Another treatment option that has been found to be equally effective involves applying duct tape to the wart(s). Both Mediplast and duct tape have very similar advantages and disadvantages. Some of the advantages of these methods include convenience, minimal to no discomfort, inexpensive, safe and easy to use. The disadvantages include minor skin irritation and the need for self-application. Cryotherapy is another treatment option that is available at McKinley. Cryotherapy is the freezing of warts with liquid nitrogen. Repeat treatment at 1-2 week intervals is often necessary for complete resolution. The primary advantage to cryotherapy is that the wart treatment is done in the office. However, the disadvantages include pain, both during and after treatment, the risk of infection and scarring at the site of treatment, and the multiple office visits that are often required.

Can I treat my own warts without seeing a health care provider?

There are some wart remedies available without a prescription. However, you might mistake another kind of skin growth for a wart, and end up treating something serious as though it were a wart. If you have any questions about either the diagnosis or the correct way to treat a wart, you should seek medical advice.

What about the use of hypnosis or “folk” remedies?

Many people, patients and doctors alike, believe folk remedies and hypnosis are effective. Since warts may disappear without treatment, it's hard to know whether it was the folk remedy or just the passage of time that led to the cure. Since warts are generally harmless, there may be times where these treatments are appropriate. Medical treatments can always be used if necessary.

What about the problem or recurrent warts?

Sometimes it seems as if new warts appear as fast as old ones go away.

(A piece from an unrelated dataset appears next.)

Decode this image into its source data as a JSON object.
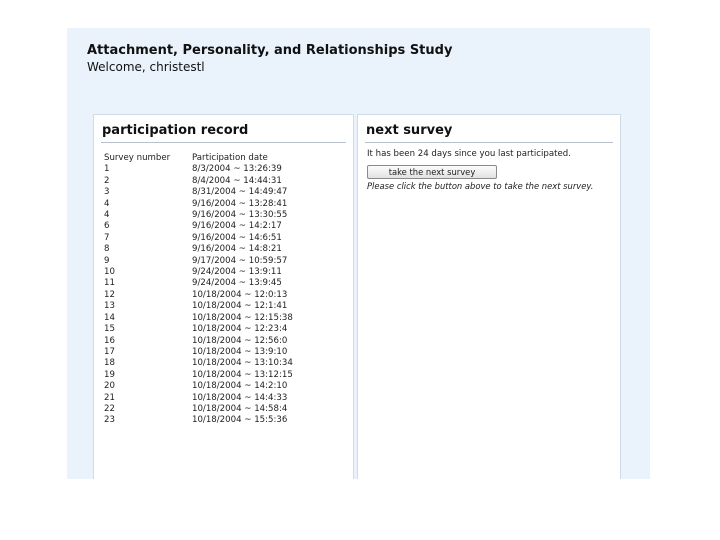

This may happen because the old warts had shed virus into the surrounding skin before they were treated. In reality new "baby" warts are growing up around the original "mother" warts. The best way to limit this is to treat new warts as quickly as they develop so they have little time to shed virus into nearby skin.

Is there any research going on about warts?

Research is moving along rapidly. There is great interest in new treatments, development of a vaccine against warts, and development of natural immunity to warts. Hopefully there will be a solution to the annoying problem of warts in the not too distant future.